Besides AGW, nuclear holocaust, and asteroid strike, we could consider bird flu and, worst of all, the nano-bot-gray-ooze phenomenum. That's five (so far) reason to break the economy -- if we believe this type of argument. Say we do; then, every time some bafoon suggests a new, possible disaster, we have to bread the economy all over, again.

It's clear that the greast threat looming ahead is the theory of what's-the-worst-that-could-happen! If this guy is correct, then we urgently need to shut him up.

In my experience, all uses of the Precautionary Principle lead logically and inexorably to need to prevent the Precautionary Principle.

John Fast said...

The fellow who posted the video is fair and open-minded enough that he explicitly requested people to point out errors in his reasoning. Would anyone like to do so by posting a (polite, respectful) comment on the video to explain why he's mistaken?

Mungowitz said...

Mr. Fast:

This is a blog.

In fact, it IS MY BLOG. Well, and Angus's blog. Mostly Angus's, in fact, but he let's me post stuff, even though it is mostly HIS stuff that gets all the links, and hits.
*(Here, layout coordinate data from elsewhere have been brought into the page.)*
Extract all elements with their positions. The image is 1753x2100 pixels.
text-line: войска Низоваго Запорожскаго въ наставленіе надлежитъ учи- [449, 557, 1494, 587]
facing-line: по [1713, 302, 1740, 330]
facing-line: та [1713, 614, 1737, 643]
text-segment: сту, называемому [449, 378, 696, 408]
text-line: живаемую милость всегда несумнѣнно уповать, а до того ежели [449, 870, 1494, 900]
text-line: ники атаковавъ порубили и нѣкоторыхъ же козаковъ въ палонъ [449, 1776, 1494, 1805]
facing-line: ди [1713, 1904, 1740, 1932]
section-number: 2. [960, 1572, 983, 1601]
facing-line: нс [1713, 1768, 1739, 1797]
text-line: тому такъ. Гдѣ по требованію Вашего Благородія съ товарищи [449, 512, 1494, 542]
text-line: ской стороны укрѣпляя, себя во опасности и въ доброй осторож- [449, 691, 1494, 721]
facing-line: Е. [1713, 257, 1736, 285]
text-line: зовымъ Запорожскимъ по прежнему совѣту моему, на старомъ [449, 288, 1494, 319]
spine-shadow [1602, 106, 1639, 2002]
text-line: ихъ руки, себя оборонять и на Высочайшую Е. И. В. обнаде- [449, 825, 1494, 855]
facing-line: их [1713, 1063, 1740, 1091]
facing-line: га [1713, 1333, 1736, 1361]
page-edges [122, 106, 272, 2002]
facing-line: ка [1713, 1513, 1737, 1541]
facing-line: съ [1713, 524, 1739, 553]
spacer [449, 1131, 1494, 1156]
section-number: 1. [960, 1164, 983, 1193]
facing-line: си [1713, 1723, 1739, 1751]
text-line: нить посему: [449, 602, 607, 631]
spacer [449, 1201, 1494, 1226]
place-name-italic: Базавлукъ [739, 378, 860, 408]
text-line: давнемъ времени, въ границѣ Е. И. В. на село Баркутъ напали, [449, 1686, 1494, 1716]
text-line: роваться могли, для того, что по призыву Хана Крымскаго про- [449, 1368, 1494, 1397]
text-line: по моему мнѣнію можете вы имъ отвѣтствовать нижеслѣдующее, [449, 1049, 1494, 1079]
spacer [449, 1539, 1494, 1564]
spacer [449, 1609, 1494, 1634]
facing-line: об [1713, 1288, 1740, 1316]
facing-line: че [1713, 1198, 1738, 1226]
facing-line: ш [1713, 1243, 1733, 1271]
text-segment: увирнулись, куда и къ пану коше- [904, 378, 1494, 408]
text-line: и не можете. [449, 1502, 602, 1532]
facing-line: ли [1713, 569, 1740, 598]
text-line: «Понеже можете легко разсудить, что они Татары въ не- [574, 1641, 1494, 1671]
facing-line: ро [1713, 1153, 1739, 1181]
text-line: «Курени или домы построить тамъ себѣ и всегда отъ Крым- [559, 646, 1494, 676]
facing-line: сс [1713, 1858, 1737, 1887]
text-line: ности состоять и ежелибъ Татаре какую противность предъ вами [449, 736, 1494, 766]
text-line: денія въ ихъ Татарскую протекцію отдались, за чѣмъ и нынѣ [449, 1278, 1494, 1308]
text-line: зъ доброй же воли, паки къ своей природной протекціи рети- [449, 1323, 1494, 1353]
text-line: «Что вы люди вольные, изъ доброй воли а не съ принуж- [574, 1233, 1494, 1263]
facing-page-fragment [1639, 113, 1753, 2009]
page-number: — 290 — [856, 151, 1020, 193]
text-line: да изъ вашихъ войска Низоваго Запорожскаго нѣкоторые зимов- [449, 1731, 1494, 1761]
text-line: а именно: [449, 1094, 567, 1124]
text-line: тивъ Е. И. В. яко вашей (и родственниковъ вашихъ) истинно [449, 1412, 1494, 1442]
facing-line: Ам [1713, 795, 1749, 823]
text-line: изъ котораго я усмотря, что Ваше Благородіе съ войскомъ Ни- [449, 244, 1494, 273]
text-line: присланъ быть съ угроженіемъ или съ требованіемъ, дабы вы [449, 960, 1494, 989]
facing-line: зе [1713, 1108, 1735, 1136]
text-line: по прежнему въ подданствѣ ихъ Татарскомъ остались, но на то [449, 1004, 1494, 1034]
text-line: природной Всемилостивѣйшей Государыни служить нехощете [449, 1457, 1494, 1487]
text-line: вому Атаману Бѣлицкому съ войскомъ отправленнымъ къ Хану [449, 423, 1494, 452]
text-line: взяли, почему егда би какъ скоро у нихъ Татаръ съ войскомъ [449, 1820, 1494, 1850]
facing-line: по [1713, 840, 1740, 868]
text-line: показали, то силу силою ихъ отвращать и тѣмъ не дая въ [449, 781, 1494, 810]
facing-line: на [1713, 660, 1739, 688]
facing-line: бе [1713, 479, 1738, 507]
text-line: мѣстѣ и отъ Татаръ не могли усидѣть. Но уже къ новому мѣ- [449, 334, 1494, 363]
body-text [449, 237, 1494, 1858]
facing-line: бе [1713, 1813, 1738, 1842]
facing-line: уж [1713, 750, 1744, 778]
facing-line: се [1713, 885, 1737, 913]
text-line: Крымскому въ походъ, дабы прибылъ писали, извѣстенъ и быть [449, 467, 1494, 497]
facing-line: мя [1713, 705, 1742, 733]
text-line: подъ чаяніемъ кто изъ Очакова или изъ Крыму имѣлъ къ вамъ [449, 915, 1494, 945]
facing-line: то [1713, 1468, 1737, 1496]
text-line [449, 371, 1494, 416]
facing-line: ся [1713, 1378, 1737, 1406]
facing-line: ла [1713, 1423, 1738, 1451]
But, okay, suppose it were NOT a blog, and that polite and respectful were the argot.

The problem with his claim, as I pointed out in my post, though perhaps obscurely, is that it falls victim to an easy RAA, or "reductio ad absurdum."

He argues that there is one outcome that, if it occurs, would be so bad it should receive all our attention, even at infinite cost, regardless of how unlikely it is.

But, as the commenters note, precisely the same argument can be made, has been made in fact, about a variety of other possible catastrophes.

The RAA is this: there are many different problems that EACH should command all of our attention and resources. But our attention and resource are finite, and we really do have to worry about trade-offs. So we can't spend all our resources on 10 or 12 different crises at the same time. Not even 2, not at the same time.

My pique was piqued by his claim that "No one I have talked to can refute me!" That means he has not had a discussion with even a sophomore undergrad level training in philosopy or economics.

So, my polite, respectful request is that he get his car up to a little over 100 mph, and run into a bridge abutment.